Edge Computing & GeoDNS
In the centralized cloud model, data travels thousands of miles to reach a data center. For real-time applications (gaming, IoT, video streaming), this latency is unacceptable.
Cyberun Cloud is evolving from a "Centralized Federation" to a "Hyper-Distributed Mesh." Our roadmap involves deploying lightweight edge clusters closer to the end-user, unified by intelligent DNS routing.
The Edge Strategy: Lightweight K8s
Running a full-blown Kubernetes cluster requires significant resources. To conquer the edge, we utilize RKE2 (and K3s), fully CNCF-certified Kubernetes distributions designed for resource-constrained environments.
Architecture
- The Core: Heavy workloads (AI training, Big Data) remain in our primary regions (Tokyo, NY, Nuremberg).
- The Edge: Latency-sensitive microservices (API Gateways, Caching Layers, SSR Frontends) are deployed to Edge Nodes in varying POPs (Points of Presence).
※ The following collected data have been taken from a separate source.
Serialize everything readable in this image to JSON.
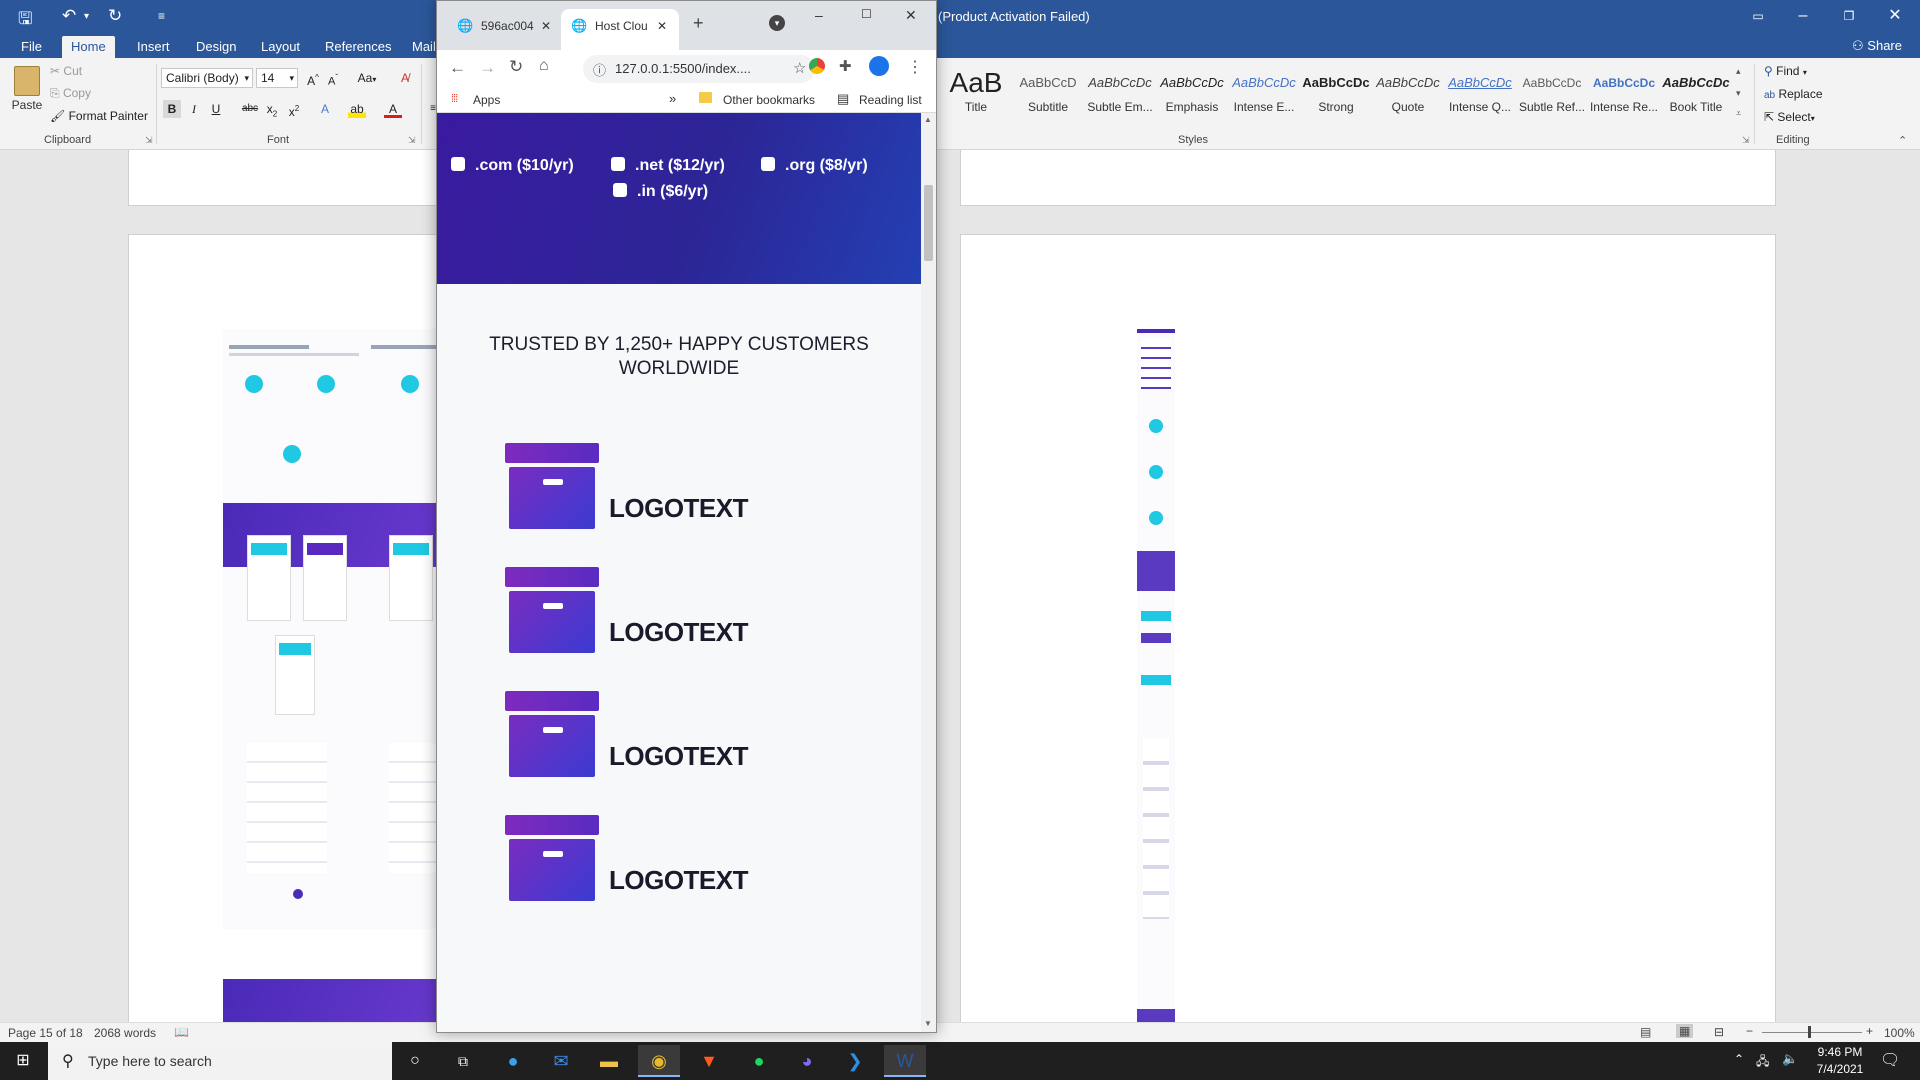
{
  "word": {
    "title": "(Product Activation Failed)",
    "tabs": [
      "File",
      "Home",
      "Insert",
      "Design",
      "Layout",
      "References",
      "Mail"
    ],
    "active_tab": "Home",
    "share_label": "Share",
    "clipboard": {
      "paste": "Paste",
      "cut": "Cut",
      "copy": "Copy",
      "format_painter": "Format Painter",
      "label": "Clipboard"
    },
    "font": {
      "family": "Calibri (Body)",
      "size": "14",
      "label": "Font",
      "case_label": "Aa"
    },
    "styles": {
      "label": "Styles",
      "items": [
        {
          "sample": "AaB",
          "name": "Title"
        },
        {
          "sample": "AaBbCcD",
          "name": "Subtitle"
        },
        {
          "sample": "AaBbCcDc",
          "name": "Subtle Em..."
        },
        {
          "sample": "AaBbCcDc",
          "name": "Emphasis"
        },
        {
          "sample": "AaBbCcDc",
          "name": "Intense E..."
        },
        {
          "sample": "AaBbCcDc",
          "name": "Strong"
        },
        {
          "sample": "AaBbCcDc",
          "name": "Quote"
        },
        {
          "sample": "AaBbCcDc",
          "name": "Intense Q..."
        },
        {
          "sample": "AaBbCcDc",
          "name": "Subtle Ref..."
        },
        {
          "sample": "AaBbCcDc",
          "name": "Intense Re..."
        },
        {
          "sample": "AaBbCcDc",
          "name": "Book Title"
        }
      ]
    },
    "editing": {
      "find": "Find",
      "replace": "Replace",
      "select": "Select",
      "label": "Editing"
    },
    "status": {
      "page": "Page 15 of 18",
      "words": "2068 words",
      "zoom": "100%"
    }
  },
  "chrome": {
    "tabs": [
      {
        "title": "596ac004"
      },
      {
        "title": "Host Clou"
      }
    ],
    "url": "127.0.0.1:5500/index....",
    "bookmarks": {
      "apps": "Apps",
      "other": "Other bookmarks",
      "reading": "Reading list",
      "more": "»"
    },
    "page": {
      "domains": [
        ".com ($10/yr)",
        ".net ($12/yr)",
        ".org ($8/yr)",
        ".in ($6/yr)"
      ],
      "trusted_heading": "TRUSTED BY 1,250+ HAPPY CUSTOMERS WORLDWIDE",
      "logos": [
        "LOGOTEXT",
        "LOGOTEXT",
        "LOGOTEXT",
        "LOGOTEXT"
      ]
    }
  },
  "taskbar": {
    "search_placeholder": "Type here to search",
    "time": "9:46 PM",
    "date": "7/4/2021"
  },
  "colors": {
    "word_blue": "#2b579a",
    "hero_purple": "#3a1aa0",
    "logo_gradient_start": "#7a2cc0",
    "logo_gradient_end": "#3a3bd2"
  }
}
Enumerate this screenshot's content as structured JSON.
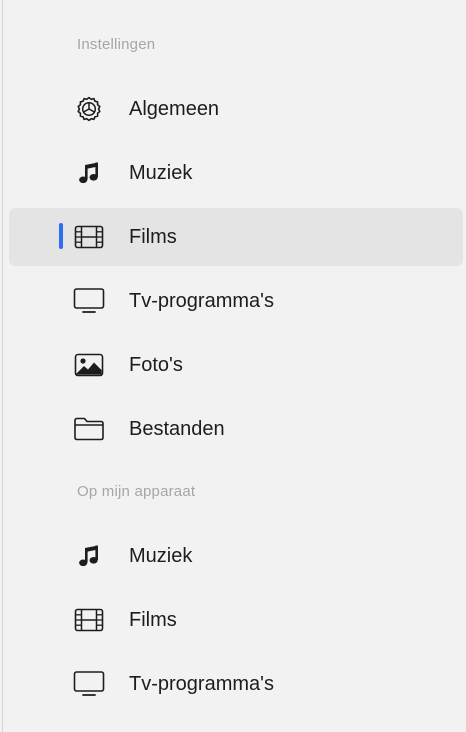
{
  "sidebar": {
    "sections": [
      {
        "header": "Instellingen",
        "items": [
          {
            "label": "Algemeen",
            "icon": "gear-icon"
          },
          {
            "label": "Muziek",
            "icon": "music-note-icon"
          },
          {
            "label": "Films",
            "icon": "film-icon",
            "selected": true
          },
          {
            "label": "Tv-programma's",
            "icon": "tv-icon"
          },
          {
            "label": "Foto's",
            "icon": "photo-icon"
          },
          {
            "label": "Bestanden",
            "icon": "folder-icon"
          }
        ]
      },
      {
        "header": "Op mijn apparaat",
        "items": [
          {
            "label": "Muziek",
            "icon": "music-note-icon"
          },
          {
            "label": "Films",
            "icon": "film-icon"
          },
          {
            "label": "Tv-programma's",
            "icon": "tv-icon"
          }
        ]
      }
    ]
  },
  "colors": {
    "background": "#f2f2f2",
    "selected_background": "#e4e4e4",
    "accent": "#2d6ff0",
    "header_text": "#a6a6a6",
    "text": "#1d1d1f"
  }
}
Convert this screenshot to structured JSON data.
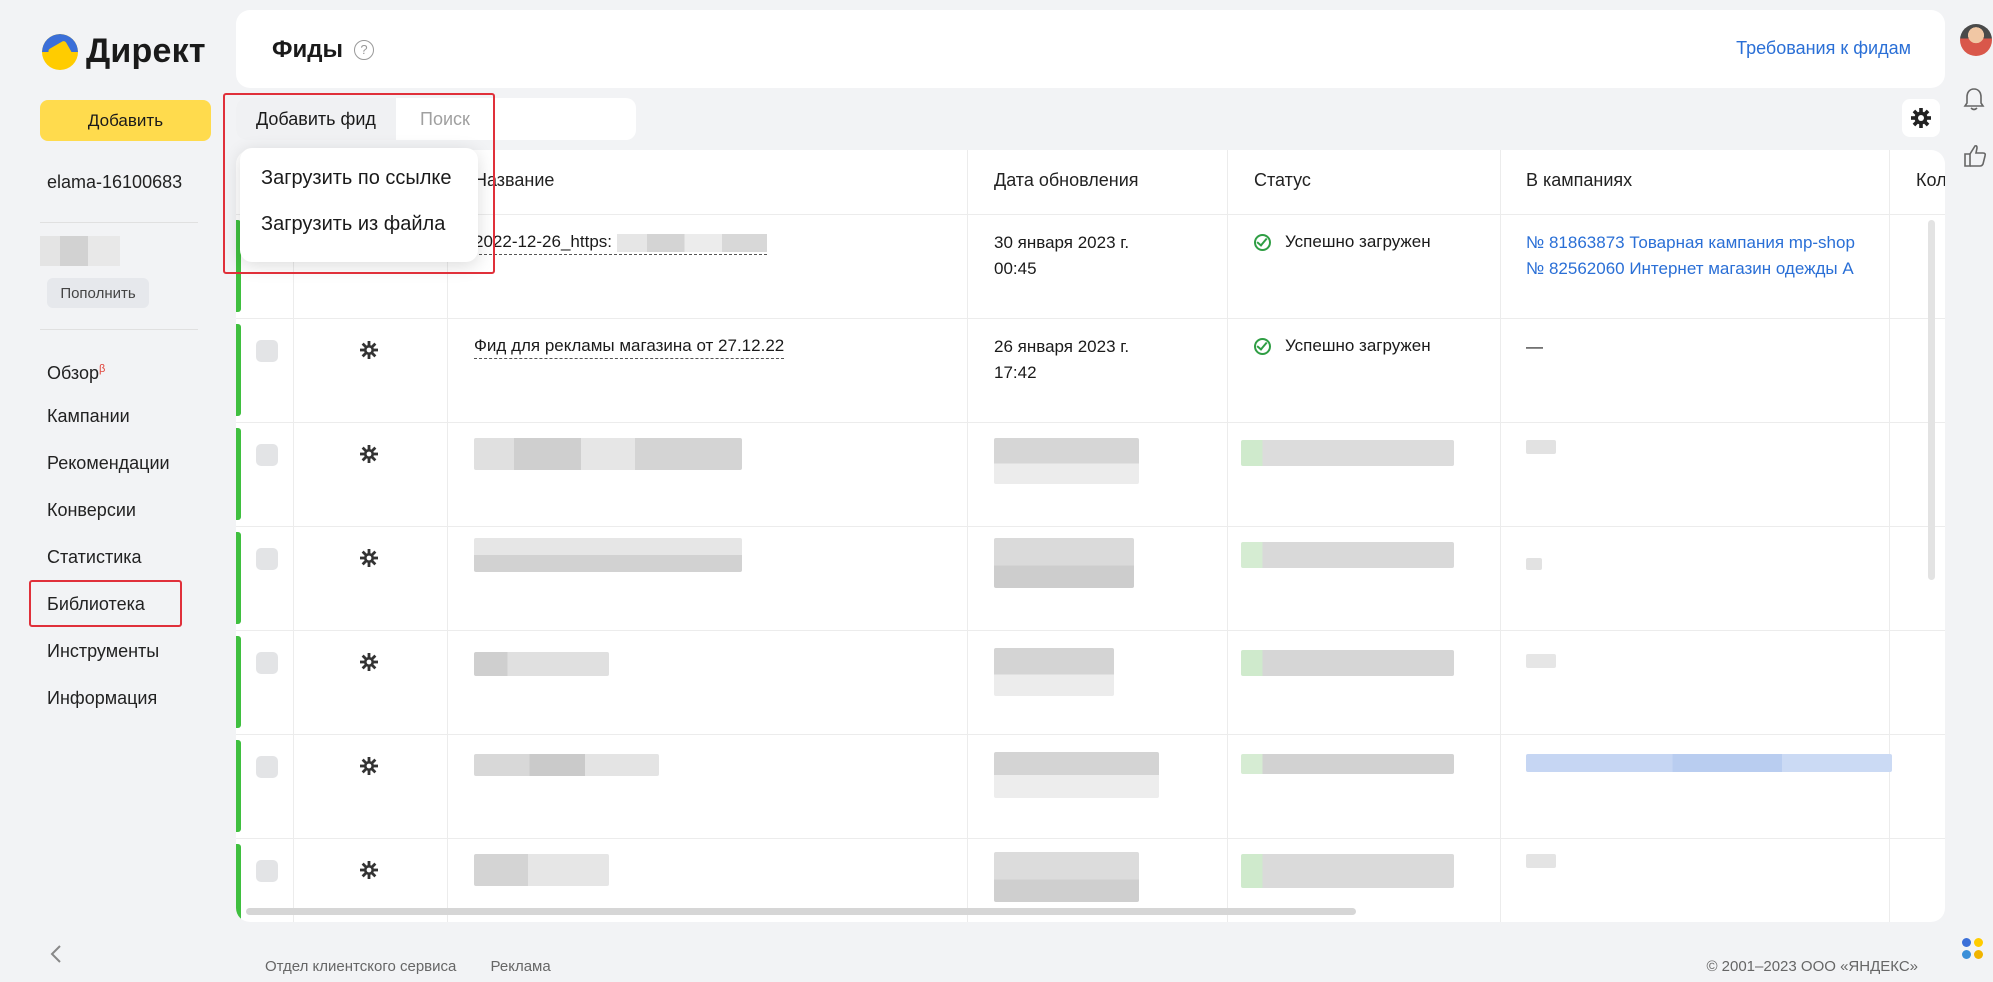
{
  "brand": {
    "logo_text": "Директ",
    "logo_icon": "direct-logo-icon"
  },
  "sidebar": {
    "add_label": "Добавить",
    "account": "elama-16100683",
    "topup_label": "Пополнить",
    "items": [
      {
        "label": "Обзор",
        "badge": "β"
      },
      {
        "label": "Кампании"
      },
      {
        "label": "Рекомендации"
      },
      {
        "label": "Конверсии"
      },
      {
        "label": "Статистика"
      },
      {
        "label": "Библиотека",
        "highlighted": true
      },
      {
        "label": "Инструменты"
      },
      {
        "label": "Информация"
      }
    ],
    "collapse_icon": "chevron-left-icon"
  },
  "header": {
    "title": "Фиды",
    "help_icon": "?",
    "requirements_link": "Требования к фидам"
  },
  "toolbar": {
    "add_feed_label": "Добавить фид",
    "search_placeholder": "Поиск"
  },
  "dropdown": {
    "items": [
      "Загрузить по ссылке",
      "Загрузить из файла"
    ]
  },
  "table": {
    "columns": [
      "Название",
      "Дата обновления",
      "Статус",
      "В кампаниях",
      "Кол"
    ],
    "rows": [
      {
        "name": "2022-12-26_https:",
        "date_line1": "30 января 2023 г.",
        "date_line2": "00:45",
        "status": "Успешно загружен",
        "campaigns": [
          "№ 81863873 Товарная кампания mp-shop",
          "№ 82562060 Интернет магазин одежды А"
        ]
      },
      {
        "name": "Фид для рекламы магазина от 27.12.22",
        "date_line1": "26 января 2023 г.",
        "date_line2": "17:42",
        "status": "Успешно загружен",
        "campaigns_empty": "—"
      }
    ]
  },
  "footer": {
    "links": [
      "Отдел клиентского сервиса",
      "Реклама"
    ],
    "copyright": "© 2001–2023 ООО «ЯНДЕКС»"
  },
  "colors": {
    "accent_yellow": "#ffdb4d",
    "link_blue": "#2a6fd6",
    "status_green": "#2f9e44",
    "highlight_red": "#e0303a"
  }
}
- Unified Management: Despite being lightweight, these edge clusters are registered to the Karmada control plane in Tokyo. You manage a Raspberry Pi cluster in London the exact same way you manage a bare-metal rack in New York.
Intelligent Routing (GeoDNS)
Having servers everywhere is useless if users are routed to the wrong one. We are implementing a Global Traffic Director based on GeoDNS.
How it Works
- User Request: A user in Paris queries
api.cyberun.cloud. - Geo-Location: Our authoritative DNS server detects the source IP originates from France.
- Health Check: The system verifies the health of the nearest POP (e.g., Nuremberg).
- Routing: The DNS resolves to the VIP of the Nuremberg HAProxy ingress.
- Failover: If Nuremberg is down, the DNS automatically resolves to the next best location (e.g., New York) with a slightly higher RTT but guaranteed availability.
Why This Matters
- Performance: Reduces Round-Trip Time (RTT) by routing users to the physically nearest entry point.
- Compliance: Helps enforce "Data Residency" by ensuring traffic from specific regions stays within legal boundaries.